To say that economic development is valuable because it brings revenue to communities does not do this profession justice. At its heart, economic development is about building healthy economies in order to have healthy communities.
These are just a few of the ways in which economiuc development helps communities:
* Increased Tax Base…the additional revenue provided by economic
development supports, maintains, and improves local infrastructure,
such as roads, parks, libraries, and emergency medical services.
* Job Development…economic development provides better wages, benefits,
and opportunities for advancement.
* Business Retention…businesses feel appreciated by the community
and, in turn, are more likely to stay in town, contributing to the
economy.
* Economic Diversification…a diversified economic base helps expand
the local economy and reduces a community's vulnerability to a single
business sector.
* Self-sufficiency…a stronger economic base means public services
are less dependent on intergovernmental influences and alliances,
which can change with each election.
* Productive Use of Property…property used for its "highest
and best use" maximizes the value of that property.
* Quality of Life…more local tax dollars and jobs raise the economic
tide for the entire community, including the overall standard of living
of the residents.
* Recognition of Local Products…successful economic development often
occurs when locally produced goods are consumed in the local market
to a greater degree.
Today, more than 200 California cities provide a full program of economic development services. Significantly, most of the growth in local economic development has occurred during the last twelve years. In that time, California communities have realized that local government plays an essential role in local economic development.

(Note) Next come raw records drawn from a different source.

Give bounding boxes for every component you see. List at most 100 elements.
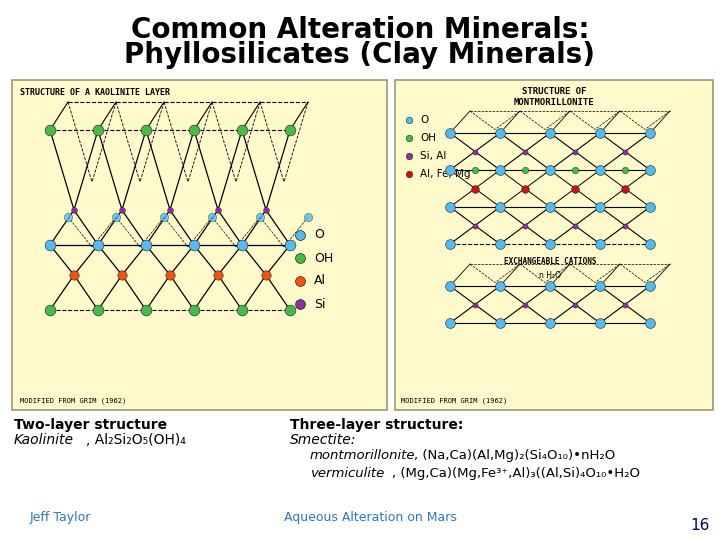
Point [284, 126, 296, 134]
Point [294, 276, 306, 285]
Text: MONTMORILLONITE: MONTMORILLONITE [513, 98, 594, 107]
Point [188, 306, 199, 314]
Text: Two-layer structure: Two-layer structure [14, 418, 167, 432]
Point [403, 134, 415, 143]
Text: , Al₂Si₂O₅(OH)₄: , Al₂Si₂O₅(OH)₄ [86, 433, 186, 447]
Point [469, 300, 481, 309]
Point [619, 147, 631, 156]
Text: Al: Al [314, 274, 326, 287]
Point [254, 213, 266, 221]
Point [494, 282, 505, 291]
Point [594, 166, 606, 174]
Point [403, 152, 415, 160]
Text: , (Mg,Ca)(Mg,Fe³⁺,Al)₃((Al,Si)₄O₁₀•H₂O: , (Mg,Ca)(Mg,Fe³⁺,Al)₃((Al,Si)₄O₁₀•H₂O [392, 467, 640, 480]
Text: Si: Si [314, 298, 325, 310]
Text: EXCHANGEABLE CATIONS: EXCHANGEABLE CATIONS [504, 258, 596, 267]
Point [403, 170, 415, 178]
Point [444, 202, 456, 211]
Point [236, 126, 248, 134]
Text: MODIFIED FROM GRIM (1962): MODIFIED FROM GRIM (1962) [20, 397, 126, 404]
Point [619, 184, 631, 193]
Point [164, 271, 176, 279]
Point [570, 184, 581, 193]
Point [619, 166, 631, 174]
Point [644, 202, 656, 211]
Text: Kaolinite: Kaolinite [14, 433, 74, 447]
Text: 16: 16 [690, 517, 710, 532]
Text: montmorillonite: montmorillonite [310, 449, 415, 462]
Point [92, 241, 104, 249]
Text: STRUCTURE OF: STRUCTURE OF [522, 87, 586, 96]
Point [519, 166, 531, 174]
Point [544, 282, 556, 291]
Point [444, 166, 456, 174]
Point [494, 240, 505, 248]
Text: , (Na,Ca)(Al,Mg)₂(Si₄O₁₀)•nH₂O: , (Na,Ca)(Al,Mg)₂(Si₄O₁₀)•nH₂O [414, 449, 616, 462]
Point [444, 240, 456, 248]
Text: O: O [314, 228, 324, 241]
Point [644, 240, 656, 248]
Point [294, 300, 306, 308]
Point [619, 300, 631, 309]
Point [140, 306, 152, 314]
Point [92, 306, 104, 314]
Point [110, 213, 122, 221]
Point [570, 221, 581, 230]
Point [62, 213, 73, 221]
Point [570, 147, 581, 156]
Text: Jeff Taylor: Jeff Taylor [30, 511, 91, 524]
Point [570, 300, 581, 309]
Point [212, 271, 224, 279]
Point [188, 126, 199, 134]
Point [44, 306, 55, 314]
Point [544, 129, 556, 137]
Point [68, 271, 80, 279]
Point [92, 126, 104, 134]
Point [494, 166, 505, 174]
Text: OH: OH [420, 133, 436, 143]
Bar [395, 80, 713, 410]
Point [469, 166, 481, 174]
Point [294, 254, 306, 262]
Point [44, 126, 55, 134]
Point [644, 166, 656, 174]
Text: Si, Al: Si, Al [420, 151, 446, 161]
Point [294, 231, 306, 239]
Point [594, 240, 606, 248]
Point [519, 184, 531, 193]
Text: Three-layer structure:: Three-layer structure: [290, 418, 464, 432]
Point [519, 147, 531, 156]
Point [302, 213, 314, 221]
Point [158, 213, 170, 221]
Point [544, 319, 556, 327]
Point [544, 240, 556, 248]
Point [116, 206, 127, 214]
Point [212, 206, 224, 214]
Point [519, 300, 531, 309]
Point [469, 184, 481, 193]
Point [206, 213, 217, 221]
Point [570, 166, 581, 174]
Text: OH: OH [314, 252, 333, 265]
Text: MODIFIED FROM GRIM (1962): MODIFIED FROM GRIM (1962) [401, 397, 508, 404]
Point [44, 241, 55, 249]
Text: Common Alteration Minerals:: Common Alteration Minerals: [131, 16, 589, 44]
Point [594, 202, 606, 211]
Point [236, 241, 248, 249]
Point [644, 282, 656, 291]
Text: Al, Fe, Mg: Al, Fe, Mg [420, 169, 470, 179]
Text: O: O [420, 115, 428, 125]
Point [140, 241, 152, 249]
Point [444, 319, 456, 327]
Point [594, 129, 606, 137]
Point [444, 129, 456, 137]
Point [140, 126, 152, 134]
Point [236, 306, 248, 314]
Point [164, 206, 176, 214]
Point [544, 166, 556, 174]
Point [284, 306, 296, 314]
Point [594, 282, 606, 291]
Point [494, 129, 505, 137]
Point [619, 221, 631, 230]
Point [469, 147, 481, 156]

As noted in The Economic Development Handbook:
A focus on economic development helps get economic growth going.
The pressure to provide essential public services in the face of constraints on city finances has led over 50 percent of cities to fund a department or organization, other than a redevelopment agency, to attract business investment in their communities. Promoting local economic development adds to sales tax, transient occupancy tax, and other revenues. Almost 90 percent of city-funded economic development agencies are credited with increasing city revenues.
A recent survey of counties conducted by CSAC found that 71 percent of the 33 counties responding to the survey have an economic development program in the county and 82 percent of those responding have adopted an economic development strategy or have one in progress. Eighty percent of the programs are administered from within the CAO’s Office or by a Department of County Government. This high degree of emphasis indicates that counties are viewing economic development in the same light as cities as a means of improving their fiscal condition.